As far as the SRS Theory is concerned there would need to be a re-examination to see how the arguments above affects your conclusions. I am aware that a key part of this re-examination is the question: Does the computational (ie non-termination option) of the model's functions actually help in Cognitive Modelling (ditto physical modelling)? Does the model really just want reliable total functions?
Interestingly your final conclusion is that the multi-agent extension collapsed into well known Protocol theory. Well I wonder if that is still true in the 3-valued case? Three valued Modal logic isnt well known. Then again maybe Protocol theory isnt that general either - another target for my TTM work one day."
--------------------- and my reply
"I think this is quite interesting and would make only three points in response.
1. The SRS model is probably too constrained to be the most suitable structure for the mathematical analysis of either synchronous automata with undefined state-elements or three-valued modal logics. The extra structure in the model is there to handle psychological states. However, I am sure there is some really interesting maths in the addition of undefined elements in automata theory/modal logic, as you suggest.
2. In my naive ontology, which I was getting at with the SRS model, I put in the minimum necessary structure for a multi-object/multi-agent world with non-transparent behaviour (via hidden, private state) which would allow the introduction of intentional modelling (epistemic, doxastic, conative operators). My intuitions did not extend to situations where object next-states would be undefined (and still don't!). If you get any fresh insights at the intentional level please let me know. Of course, in physics terms, the SRS model is hopeless: absolute simultaneity is structurally built-in, plus complete determinacy. It's through-and-through Newtonian!
3. My Ph.D research, as written up on my site, was really modelling bacterium/insect levels of behaviour (despite references to rats and Skinner boxes).

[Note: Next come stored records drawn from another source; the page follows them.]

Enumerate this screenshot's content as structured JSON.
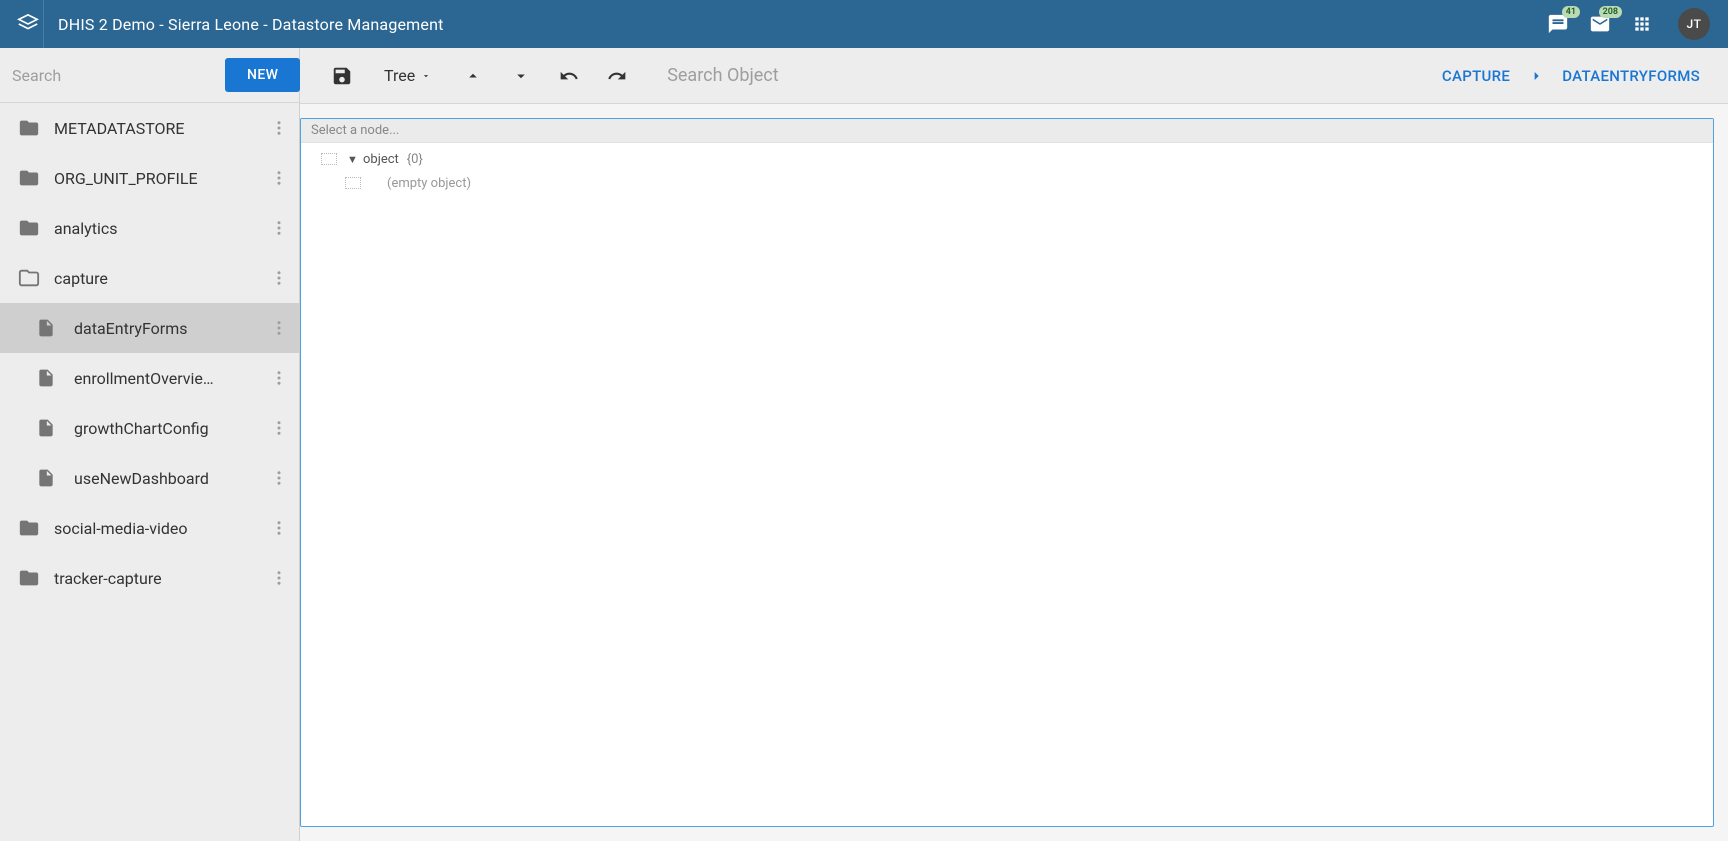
{
  "header": {
    "title": "DHIS 2 Demo - Sierra Leone - Datastore Management",
    "messages_badge": "41",
    "mail_badge": "208",
    "user_initials": "JT"
  },
  "sidebar": {
    "search_placeholder": "Search",
    "new_button": "NEW",
    "items": [
      {
        "label": "METADATASTORE",
        "type": "folder"
      },
      {
        "label": "ORG_UNIT_PROFILE",
        "type": "folder"
      },
      {
        "label": "analytics",
        "type": "folder"
      },
      {
        "label": "capture",
        "type": "folder-open"
      },
      {
        "label": "dataEntryForms",
        "type": "file",
        "level": 1,
        "selected": true
      },
      {
        "label": "enrollmentOvervie…",
        "type": "file",
        "level": 1
      },
      {
        "label": "growthChartConfig",
        "type": "file",
        "level": 1
      },
      {
        "label": "useNewDashboard",
        "type": "file",
        "level": 1
      },
      {
        "label": "social-media-video",
        "type": "folder"
      },
      {
        "label": "tracker-capture",
        "type": "folder"
      }
    ]
  },
  "toolbar": {
    "view_mode": "Tree",
    "search_placeholder": "Search Object",
    "crumb1": "CAPTURE",
    "crumb2": "DATAENTRYFORMS"
  },
  "editor": {
    "path_placeholder": "Select a node...",
    "root_label": "object",
    "root_count": "{0}",
    "empty_label": "(empty object)"
  }
}
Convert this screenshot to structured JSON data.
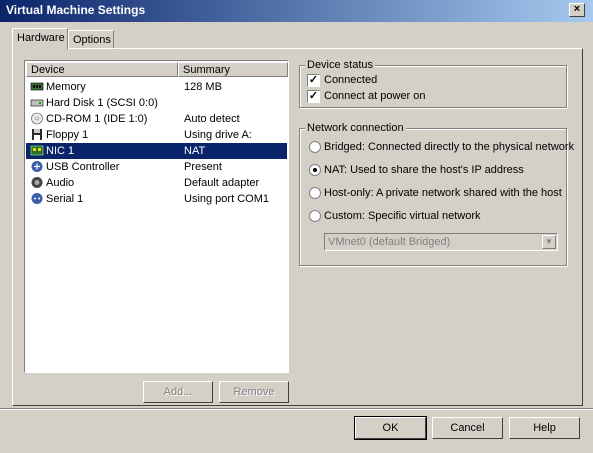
{
  "window": {
    "title": "Virtual Machine Settings",
    "close_glyph": "×"
  },
  "tabs": [
    {
      "label": "Hardware"
    },
    {
      "label": "Options"
    }
  ],
  "device_list": {
    "columns": {
      "device": "Device",
      "summary": "Summary"
    },
    "rows": [
      {
        "device": "Memory",
        "summary": "128 MB",
        "icon": "memory-icon"
      },
      {
        "device": "Hard Disk 1 (SCSI 0:0)",
        "summary": "",
        "icon": "hard-disk-icon"
      },
      {
        "device": "CD-ROM 1 (IDE 1:0)",
        "summary": "Auto detect",
        "icon": "cdrom-icon"
      },
      {
        "device": "Floppy 1",
        "summary": "Using drive A:",
        "icon": "floppy-icon"
      },
      {
        "device": "NIC 1",
        "summary": "NAT",
        "icon": "nic-icon",
        "selected": true
      },
      {
        "device": "USB Controller",
        "summary": "Present",
        "icon": "usb-icon"
      },
      {
        "device": "Audio",
        "summary": "Default adapter",
        "icon": "audio-icon"
      },
      {
        "device": "Serial 1",
        "summary": "Using port COM1",
        "icon": "serial-icon"
      }
    ]
  },
  "list_buttons": {
    "add": "Add...",
    "remove": "Remove"
  },
  "device_status": {
    "label": "Device status",
    "connected": {
      "label": "Connected",
      "checked": true
    },
    "connect_at_power_on": {
      "label": "Connect at power on",
      "checked": true
    }
  },
  "network_connection": {
    "label": "Network connection",
    "options": [
      {
        "label": "Bridged: Connected directly to the physical network",
        "selected": false
      },
      {
        "label": "NAT: Used to share the host's IP address",
        "selected": true
      },
      {
        "label": "Host-only: A private network shared with the host",
        "selected": false
      },
      {
        "label": "Custom: Specific virtual network",
        "selected": false
      }
    ],
    "custom_network_select": {
      "value": "VMnet0 (default Bridged)"
    }
  },
  "footer": {
    "ok": "OK",
    "cancel": "Cancel",
    "help": "Help"
  },
  "colors": {
    "face": "#d4d0c8",
    "selection": "#0a246a",
    "title_start": "#0a246a",
    "title_end": "#a6caf0"
  }
}
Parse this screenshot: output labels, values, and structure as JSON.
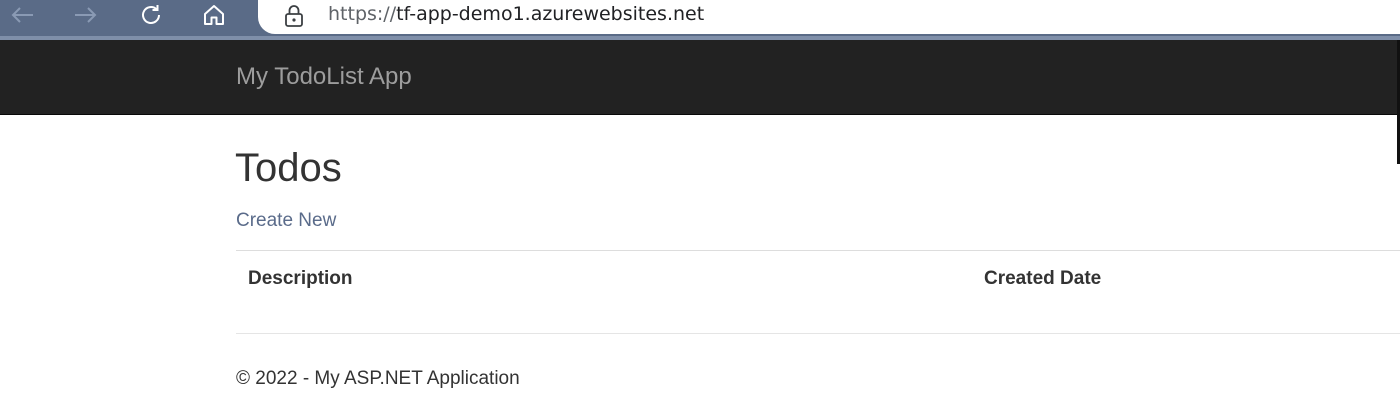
{
  "browser": {
    "url_scheme": "https://",
    "url_rest": "tf-app-demo1.azurewebsites.net",
    "icons": [
      "back-arrow-icon",
      "forward-arrow-icon",
      "refresh-icon",
      "home-icon",
      "lock-icon"
    ]
  },
  "navbar": {
    "brand": "My TodoList App"
  },
  "main": {
    "title": "Todos",
    "create_link": "Create New",
    "table": {
      "headers": [
        "Description",
        "Created Date"
      ],
      "rows": []
    }
  },
  "footer": {
    "text": "© 2022 - My ASP.NET Application"
  },
  "colors": {
    "navbar_bg": "#222222",
    "brand_text": "#9d9d9d",
    "link": "#5a6b8a",
    "browser_chrome": "#5a6b87"
  }
}
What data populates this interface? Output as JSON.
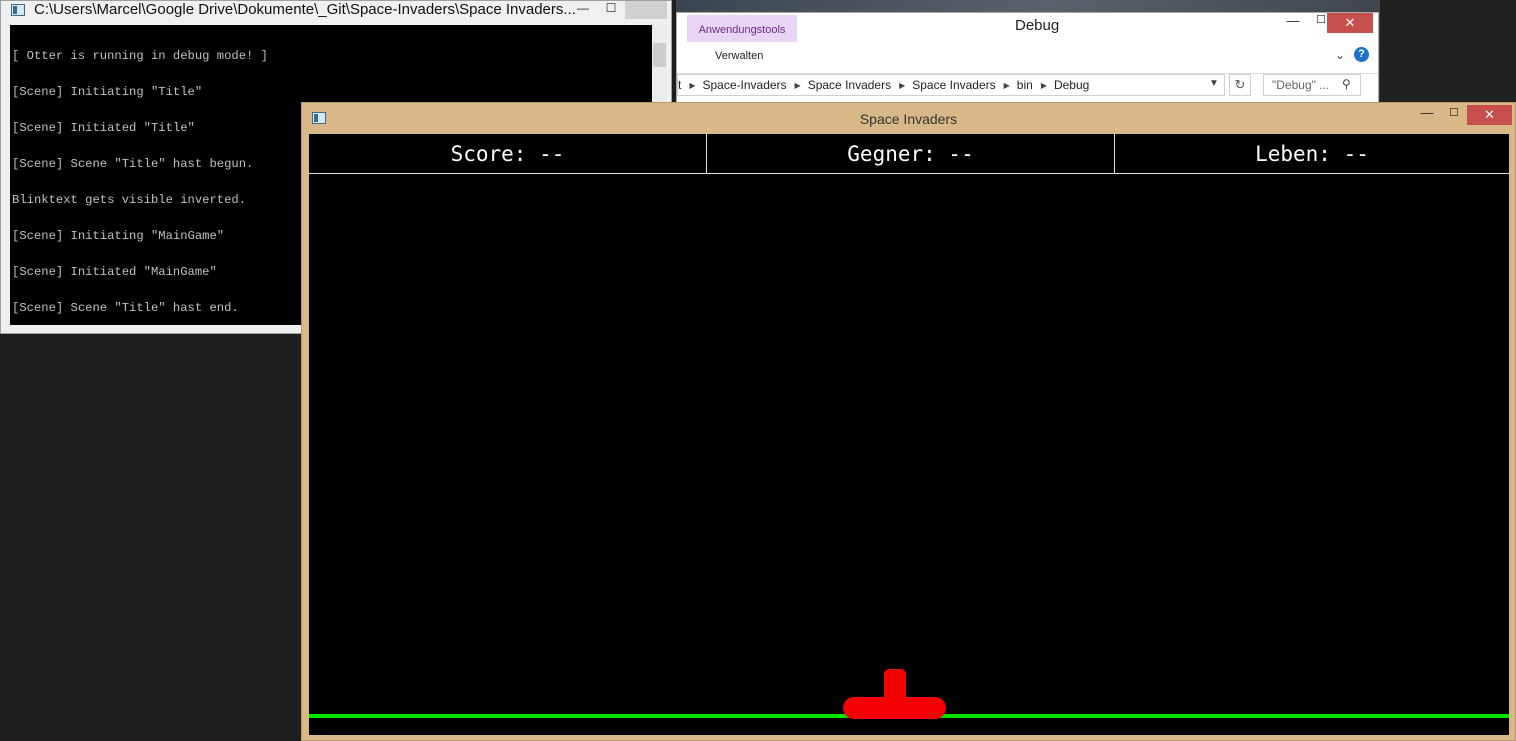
{
  "console": {
    "title": "C:\\Users\\Marcel\\Google Drive\\Dokumente\\_Git\\Space-Invaders\\Space Invaders...",
    "minimize_glyph": "—",
    "maximize_glyph": "☐",
    "lines": [
      "[ Otter is running in debug mode! ]",
      "[Scene] Initiating \"Title\"",
      "[Scene] Initiated \"Title\"",
      "[Scene] Scene \"Title\" hast begun.",
      "Blinktext gets visible inverted.",
      "[Scene] Initiating \"MainGame\"",
      "[Scene] Initiated \"MainGame\"",
      "[Scene] Scene \"Title\" hast end."
    ]
  },
  "explorer": {
    "context_tab": "Anwendungstools",
    "title": "Debug",
    "ribbon_tab": "Verwalten",
    "breadcrumb": [
      "t",
      "Space-Invaders",
      "Space Invaders",
      "Space Invaders",
      "bin",
      "Debug"
    ],
    "search_placeholder": "\"Debug\" ...",
    "min_glyph": "—",
    "max_glyph": "☐",
    "close_glyph": "✕",
    "help_glyph": "?",
    "chevron_glyph": "⌄"
  },
  "game": {
    "title": "Space Invaders",
    "min_glyph": "—",
    "max_glyph": "☐",
    "close_glyph": "✕",
    "hud": {
      "score": "Score: --",
      "enemies": "Gegner: --",
      "lives": "Leben: --"
    },
    "colors": {
      "ground": "#00e600",
      "player": "#f50000",
      "background": "#000000"
    }
  }
}
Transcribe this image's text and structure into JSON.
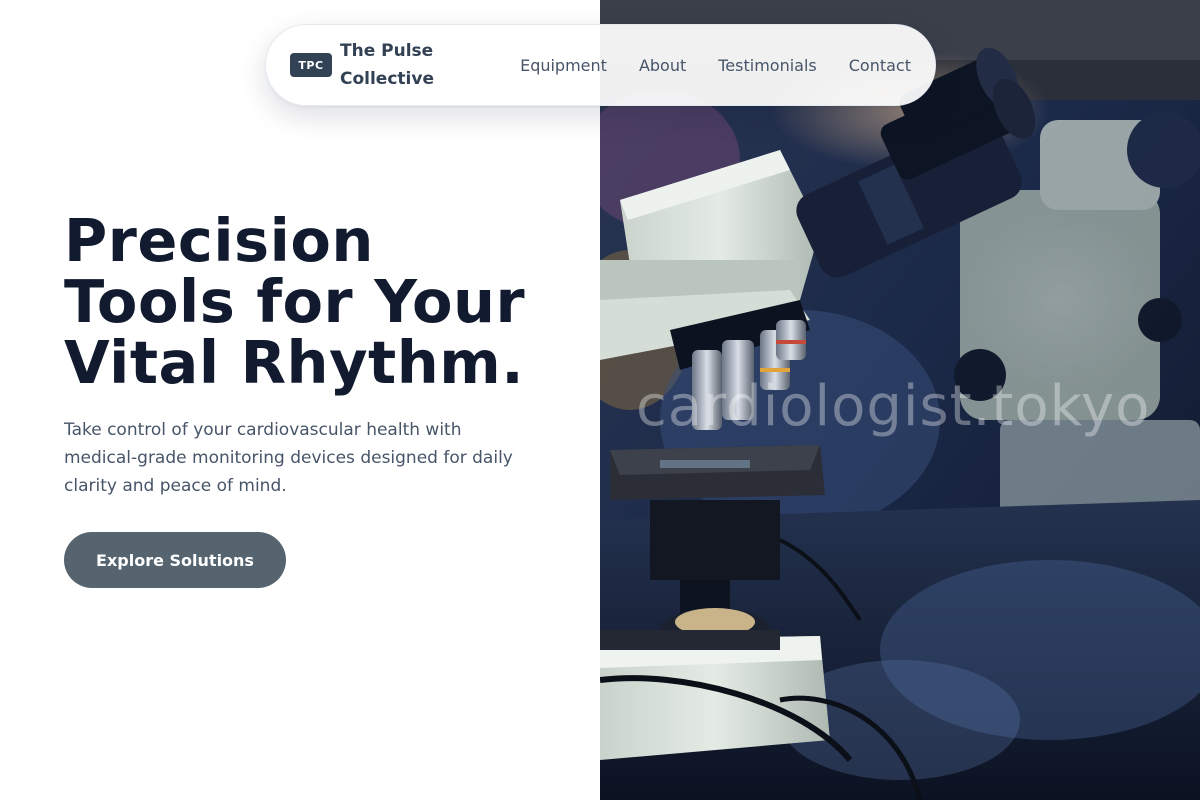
{
  "brand": {
    "badge": "TPC",
    "line1": "The Pulse",
    "line2": "Collective"
  },
  "nav": {
    "items": [
      {
        "label": "Equipment"
      },
      {
        "label": "About"
      },
      {
        "label": "Testimonials"
      },
      {
        "label": "Contact"
      }
    ]
  },
  "hero": {
    "headline_lines": [
      "Precision",
      "Tools for Your",
      "Vital Rhythm."
    ],
    "subtext": "Take control of your cardiovascular health with medical-grade monitoring devices designed for daily clarity and peace of mind.",
    "cta_label": "Explore Solutions",
    "image_icon": "microscope-photo",
    "watermark": "cardiologist.tokyo"
  },
  "colors": {
    "headline": "#111a2e",
    "body_text": "#475569",
    "cta_bg": "#55646f",
    "badge_bg": "#334155"
  }
}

I was obviously interested to see to what extent the approach could be extended to human-level cognition, and was led to concerns about ‘what problem does human-level cognition actually solve’. This is now the field of evolutionary psychology, but my stuff was before that.
Just adding in a requirement to communicate doesn't help much, because once you define a 'distributed communications problem' the answer is to design a communications protocol. You gets ants, not people. I concluded that I couldn't easily find a simple framework which transcended this and which led to a tractable model saying something about human cognition, and then time ran out at STL as we became BNR.
I think the fact that this is a really hard problem is evident in the lack of progress since - I suspect that we need lots more brain-scan type data on brain architecture and function before we will have the insights as to what specifically the human brain does differently than, say, that of an insect or a rat - most notably in the consciousness space."